Purpose of Investment/Shareholding
Required Scope of Reporting
Deadline for Amendment Reporting
Shareholding for Influencing Corporate Management
[General investors]
All of the following should be reported: (i) number and percentage of shares held; (ii) shareholding purpose; (iii) primary terms and conditions of material contracts in respect of shares held; (iv) information on the shareholder and its specially related parties; (v) information on the stock issuer; (vi) reasons for the change in shareholding; (vii) date, method and sale or purchase price of stock acquisition/disposition; (viii) form of shareholding; and (ix) details of how the acquisition has been funded.
Five business days from the change in shareholding
[Certain professional investors subject to the special provisions] 
Items (i), (ii), (iv), (v), and (vii) referenced above should be reported. 
Same as above 
Without Intent to Influence Corporate Management
Ordinary Investment
[General investors]
Items (i), (ii), (iii), (iv), (v), (vii), and (ix) referenced above should be reported.
Ten business days from the change in shareholding
[Certain professional investors subject to the special provisions] 
Items (i), (ii), (iv), and (v) referenced above should be reported.
The tenth day of the month immediately following the month in which the change in shareholding occurred
Simple Investment
[General investors]
Items (i), (ii), (iv), (v), and (vii) referenced above should be reported, as well as a pledge by the investor not to undertake shareholder activities exceeding the scope of a simple investment. 
The tenth day of the month immediately following the month in which the change in shareholding occurred
[Certain professional investors subject to the special provisions] 
Items (i), (ii), (iv), and (v) referenced above should be reported, as well as a pledge by the investor not to undertake shareholder activities exceeding the scope of a simple investment.
The tenth day of the month immediately following the quarter in which the change in shareholding occurred

Please note that a change in the purpose of shareholding should be reported within five business days regardless of the type of investors.

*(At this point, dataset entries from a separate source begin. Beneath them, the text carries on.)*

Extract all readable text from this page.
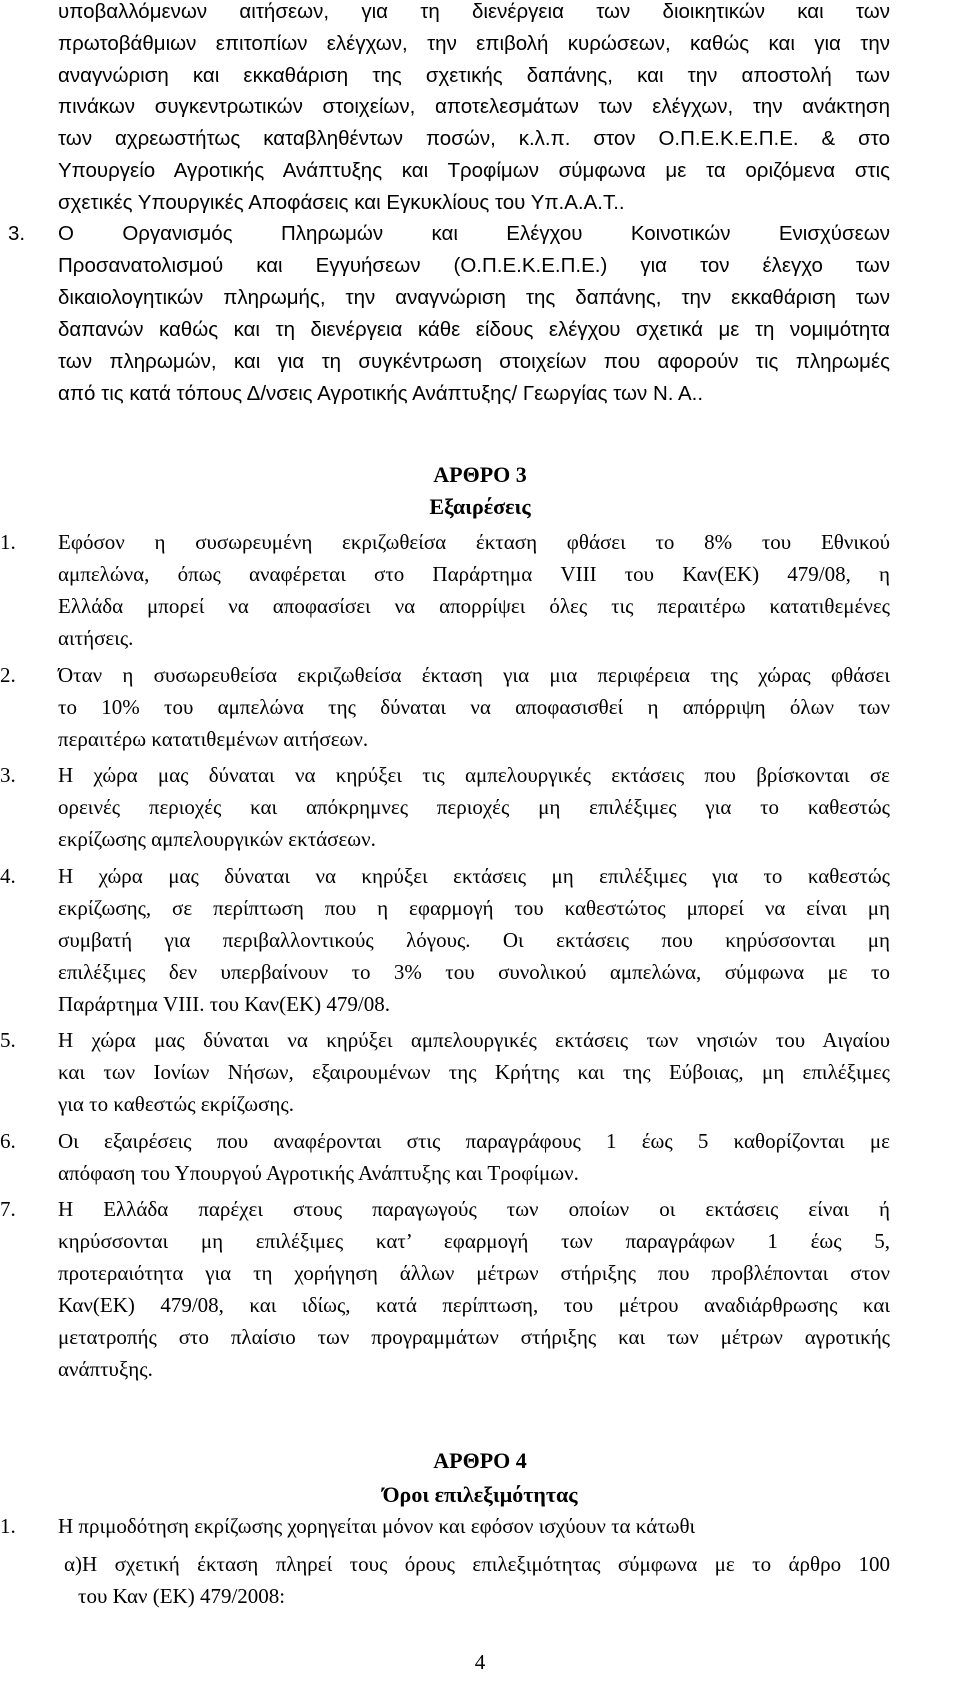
υποβαλλόμενων αιτήσεων, για τη διενέργεια των διοικητικών και των

πρωτοβάθμιων επιτοπίων ελέγχων, την επιβολή κυρώσεων, καθώς και για την

αναγνώριση και εκκαθάριση της σχετικής δαπάνης, και την αποστολή των

πινάκων συγκεντρωτικών στοιχείων, αποτελεσμάτων των ελέγχων, την ανάκτηση

των αχρεωστήτως καταβληθέντων ποσών, κ.λ.π. στον Ο.Π.Ε.Κ.Ε.Π.Ε. & στο

Υπουργείο Αγροτικής Ανάπτυξης και Τροφίμων σύμφωνα με τα οριζόμενα στις

σχετικές Υπουργικές Αποφάσεις και Εγκυκλίους του Υπ.Α.Α.Τ..

3. Ο Οργανισμός Πληρωμών και Ελέγχου Κοινοτικών Ενισχύσεων

Προσανατολισμού και Εγγυήσεων (Ο.Π.Ε.Κ.Ε.Π.Ε.) για τον έλεγχο των

δικαιολογητικών πληρωμής, την αναγνώριση της δαπάνης, την εκκαθάριση των

δαπανών καθώς και τη διενέργεια κάθε είδους ελέγχου σχετικά με τη νομιμότητα

των πληρωμών, και για τη συγκέντρωση στοιχείων που αφορούν τις πληρωμές

από τις κατά τόπους Δ/νσεις Αγροτικής Ανάπτυξης/ Γεωργίας των Ν. Α..

ΑΡΘΡΟ 3

Εξαιρέσεις

1. Εφόσον η συσωρευμένη εκριζωθείσα έκταση φθάσει το 8% του Εθνικού

αμπελώνα, όπως αναφέρεται στο Παράρτημα VIII του Καν(ΕΚ) 479/08, η

Ελλάδα μπορεί να αποφασίσει να απορρίψει όλες τις περαιτέρω κατατιθεμένες

αιτήσεις.

2. Όταν η συσωρευθείσα εκριζωθείσα έκταση για μια περιφέρεια της χώρας φθάσει

το 10% του αμπελώνα της δύναται να αποφασισθεί η απόρριψη όλων των

περαιτέρω κατατιθεμένων αιτήσεων.

3. Η χώρα μας δύναται να κηρύξει τις αμπελουργικές εκτάσεις που βρίσκονται σε

ορεινές περιοχές και απόκρημνες περιοχές μη επιλέξιμες για το καθεστώς

εκρίζωσης αμπελουργικών εκτάσεων.

4. Η χώρα μας δύναται να κηρύξει εκτάσεις μη επιλέξιμες για το καθεστώς

εκρίζωσης, σε περίπτωση που η εφαρμογή του καθεστώτος μπορεί να είναι μη

συμβατή για περιβαλλοντικούς λόγους. Οι εκτάσεις που κηρύσσονται μη

επιλέξιμες δεν υπερβαίνουν το 3% του συνολικού αμπελώνα, σύμφωνα με το

Παράρτημα VIII. του Καν(ΕΚ) 479/08.

5. Η χώρα μας δύναται να κηρύξει αμπελουργικές εκτάσεις των νησιών του Αιγαίου

και των Ιονίων Νήσων, εξαιρουμένων της Κρήτης και της Εύβοιας, μη επιλέξιμες

για το καθεστώς εκρίζωσης.

6. Οι εξαιρέσεις που αναφέρονται στις παραγράφους 1 έως 5 καθορίζονται με

απόφαση του Υπουργού Αγροτικής Ανάπτυξης και Τροφίμων.

7. Η Ελλάδα παρέχει στους παραγωγούς των οποίων οι εκτάσεις είναι ή

κηρύσσονται μη επιλέξιμες κατ’ εφαρμογή των παραγράφων 1 έως 5,

προτεραιότητα για τη χορήγηση άλλων μέτρων στήριξης που προβλέπονται στον

Καν(ΕΚ) 479/08, και ιδίως, κατά περίπτωση, του μέτρου αναδιάρθρωσης και

μετατροπής στο πλαίσιο των προγραμμάτων στήριξης και των μέτρων αγροτικής

ανάπτυξης.

ΑΡΘΡΟ 4

Όροι επιλεξιμότητας

1. Η πριμοδότηση εκρίζωσης χορηγείται μόνον και εφόσον ισχύουν τα κάτωθι

α)Η σχετική έκταση πληρεί τους όρους επιλεξιμότητας σύμφωνα με το άρθρο 100

του Καν (ΕΚ) 479/2008:

4
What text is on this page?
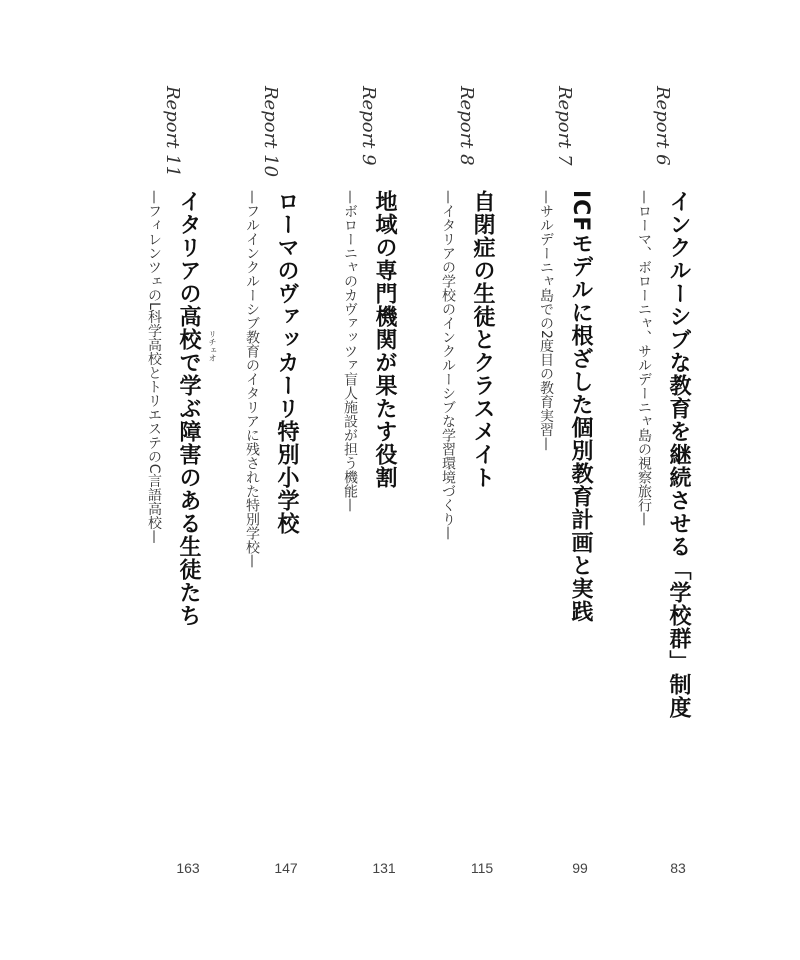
Report 6
インクルーシブな教育を継続させる「学校群」制度
—ローマ、ボローニャ、サルデーニャ島の視察旅行—
83
Report 7
ICFモデルに根ざした個別教育計画と実践
—サルデーニャ島での2度目の教育実習—
99
Report 8
自閉症の生徒とクラスメイト
—イタリアの学校のインクルーシブな学習環境づくり—
115
Report 9
地域の専門機関が果たす役割
—ボローニャのカヴァッツァ盲人施設が担う機能—
131
Report 10
ローマのヴァッカーリ特別小学校
—フルインクルーシブ教育のイタリアに残された特別学校—
147
Report 11
イタリアの高校で学ぶ障害のある生徒たち
—フィレンツェのL科学高校とトリエステのC言語高校—
163
リチェオ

Impact on Public Companies

The Proposed Decree clarifies and limits the scope of an investor’s investment/shareholding maintained with the intent to influence corporate management.  When the Proposed Decree goes into effect, shareholder activities are expected to increase as the related 5% reporting requirements will be relaxed to a certain extent.  As shareholders’ interest in certain activities related to dividends or improving the corporate governance of public companies through amendments to articles of incorporation will not be attributed as an intent to influence corporate management, these types of activities are expected to increase after the Proposed Decree goes into effect.

In addition, pursuant to Article 8 of the Rules on the Disgorgement of Short Swing Profit and Investment and Reporting of Unfair Trade Practices, etc., pension funds are exempt from the obligation to disgorge short swing profits for investments held for six months or less if they do not have the intent to influence corporate management.  

Furthermore, even if professional investors make investments with an intent to influence corporate management, they will be subject to lighter reporting obligations and will no longer be required to report sensitive matters such as the primary terms and conditions of the shareholding, reasons for the change in shareholding, form of shareholding and details of how the acquisition has been funded.  It is expected that institutional investors such as the National Pension Service may engage in a greater degree of shareholder stewardship activities.

The Proposed Decree, if it goes into effect in the first quarter of 2020 as scheduled, will affect shareholder activities at annual general meetings of shareholders held in early 2020.  Public companies will need to closely monitor the legislative process of the Proposed Decree and establish strategic engagement plans in anticipation of robust shareholder activities by analyzing investor profiles by category of investment.